Student Co-op Homes launches groundbreaking share offer
News item
National body Student Co‑op Homes (SCH) is today (10 October 2019) launching a community share offer that aims to grow a vibrant co‑op housing market in the UK – and cultivate the next generation of co‑operators who can build a stronger society.
Today’s students in higher education face increasing pressure, debt and mental health challenges. Student housing co-ops are a solution that can break the cycle of high-cost, poor-quality private rents that drive up debt and exacerbate poor health.
Housing co-ops are affordable, not-for-profit homes that students manage and maintain themselves. There are no landlords and everyone works together for mutual benefit. They provide the conditions to nurture new generations of resilient, healthy graduates who can enter the workforce and shape society from a stronger position.
There are currently three student housing co-ops successfully operating in the UK – in Birmingham, Edinburgh and Sheffield. Already, graduates from these co-ops have gone on to form co-operative enterprises and live and work in co-ops.
Other student housing co-ops have been set up in Glasgow, Nottingham and Brighton but are struggling to buy property in a fiercely competitive market. SCH is launching the community share offer to raise up to £2million from investors so it can buy properties to lease to these student housing co-ops at affordable rates. It is SCH’s ambition is to increase the number of beds offered in student housing co-ops from 120 to 10,000.
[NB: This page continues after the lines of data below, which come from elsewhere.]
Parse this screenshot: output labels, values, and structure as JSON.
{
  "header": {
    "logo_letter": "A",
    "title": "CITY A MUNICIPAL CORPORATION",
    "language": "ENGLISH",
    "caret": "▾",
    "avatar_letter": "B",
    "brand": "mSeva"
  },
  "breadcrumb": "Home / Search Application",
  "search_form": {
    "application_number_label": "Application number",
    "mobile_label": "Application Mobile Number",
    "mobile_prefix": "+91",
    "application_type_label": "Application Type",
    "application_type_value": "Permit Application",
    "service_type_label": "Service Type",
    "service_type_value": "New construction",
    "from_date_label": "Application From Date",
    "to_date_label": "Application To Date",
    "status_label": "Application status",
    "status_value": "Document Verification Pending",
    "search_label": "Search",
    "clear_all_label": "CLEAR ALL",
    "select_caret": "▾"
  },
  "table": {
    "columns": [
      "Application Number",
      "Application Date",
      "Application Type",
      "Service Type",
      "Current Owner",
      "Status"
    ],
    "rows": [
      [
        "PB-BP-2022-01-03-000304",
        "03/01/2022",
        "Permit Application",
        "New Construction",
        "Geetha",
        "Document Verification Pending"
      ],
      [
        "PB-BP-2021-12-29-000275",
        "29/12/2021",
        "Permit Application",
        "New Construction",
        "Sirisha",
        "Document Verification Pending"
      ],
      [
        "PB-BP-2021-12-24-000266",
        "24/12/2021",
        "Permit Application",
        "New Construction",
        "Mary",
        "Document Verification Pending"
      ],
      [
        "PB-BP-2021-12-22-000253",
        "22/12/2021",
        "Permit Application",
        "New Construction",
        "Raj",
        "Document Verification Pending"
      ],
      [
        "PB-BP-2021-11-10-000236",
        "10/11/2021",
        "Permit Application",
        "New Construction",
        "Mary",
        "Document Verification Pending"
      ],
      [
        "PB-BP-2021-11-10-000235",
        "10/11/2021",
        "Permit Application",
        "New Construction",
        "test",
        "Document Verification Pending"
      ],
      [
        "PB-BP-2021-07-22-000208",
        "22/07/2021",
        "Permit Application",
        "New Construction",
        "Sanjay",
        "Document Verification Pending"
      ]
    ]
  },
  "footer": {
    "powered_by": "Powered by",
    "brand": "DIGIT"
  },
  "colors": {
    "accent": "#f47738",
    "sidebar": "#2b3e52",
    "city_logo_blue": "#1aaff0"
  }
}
Vivian Woodell, Director of Student Co-op Homes, said: “We are urging people and organisations to invest in our share offer so we can raise vital funds to break the cycle of poor-quality, high-cost student rents and vastly improve the lives of young people in higher education.”
Community share offers are a popular approach to raising finance, in which people and organisations invest large or small sums of money and become co-owners of vital enterprises – from affordable housing to community pubs to green energy.